## CBSE 12th Mathematics

Chapter 01 Relation and Function

**Types of relations: reflexive, symmetric, transitive and equivalence relations. One to one and onto**

**functions.**

**Relation**

**Relation -**A relation R from set A to a set B is defined as a subset of the cartesian product \(A \times B\). We can also write it as \(R \subseteq {(x, y) \in A × B : xRy}\).

**Note: If \(n(A) = p\) and \(n(B) = q\) from set A to set B, then \(n(A \times B) = pq\) and number of relations = \(2^pq\).**

Types of Relations

**Empty relation**- Definition 1 A relation R in a set A is called empty relation, if no element of A is related to any element of A, i.e., \(R = \phi \subset A × A\).

Universal relation - A relation R in a set A is called universal relation, if each element of A is related to every element of A, i.e., \(R = A \times A\).

Reflexive relation - if \((a, a) \in R\), for every \(a \in A\)

Symmetric relation - if \((a_1, a_2) \in R\) implies that \((a_2, a_1) \in R\), for all \(a_1, a_2 \in A\).

Transitive relation - if \((a_1, a_2) \in R\) and \((a_2, a_3) \in R\) implies that \((a_1, a_3) \in R\), for all \(a_1, a_2, a_3 \in A\).
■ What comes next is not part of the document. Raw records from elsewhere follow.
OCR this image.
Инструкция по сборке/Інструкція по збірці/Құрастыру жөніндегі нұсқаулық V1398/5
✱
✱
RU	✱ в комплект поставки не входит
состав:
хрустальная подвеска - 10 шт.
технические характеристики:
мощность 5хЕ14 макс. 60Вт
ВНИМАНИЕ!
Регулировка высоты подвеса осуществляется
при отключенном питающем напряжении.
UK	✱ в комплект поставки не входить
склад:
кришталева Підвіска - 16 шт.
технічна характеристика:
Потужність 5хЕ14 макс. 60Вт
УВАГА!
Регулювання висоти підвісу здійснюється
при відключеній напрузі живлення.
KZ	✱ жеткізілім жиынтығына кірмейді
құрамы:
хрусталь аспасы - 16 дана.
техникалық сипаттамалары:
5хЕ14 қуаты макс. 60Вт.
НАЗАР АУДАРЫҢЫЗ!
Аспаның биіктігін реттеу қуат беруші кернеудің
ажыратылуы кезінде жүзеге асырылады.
Equivalence relation - A relation R in a set A is said to be an equivalence relation if R is reflexive, symmetric and transitive.

### Functions

A function \(f : X \xrightarrow{} Y\) is defined to be one-one (or injective), if the images of distinct elements of X under f are distinct, i.e., for every \(x_1, x_2 \in X, f(x_1) = f(x_2)\) implies \(x_1 = x_2\). Otherwise, f is called many-one.

### 12. Types of Function:

1.One-One Function: A function f from set X to set Y is called one-one function if no two distinct elements of X have the same image in Y.

One-one function is also called an injective function.

One-one function is also called an injective function.

2.Onto Function: A function for which every element of set Y there is pre image in set X is known as Onto Function

The onto function is also known as the Surjective function.

3.One-One and Onto Function: The function f matches with each element of X with a discrete element of Y and every element of Y has a pre image in X.

The one-one and onto function is also known as the Bijective function.

4.Many to One Function: A many to one function is one that maps two or more elements of X to the same element of set Y.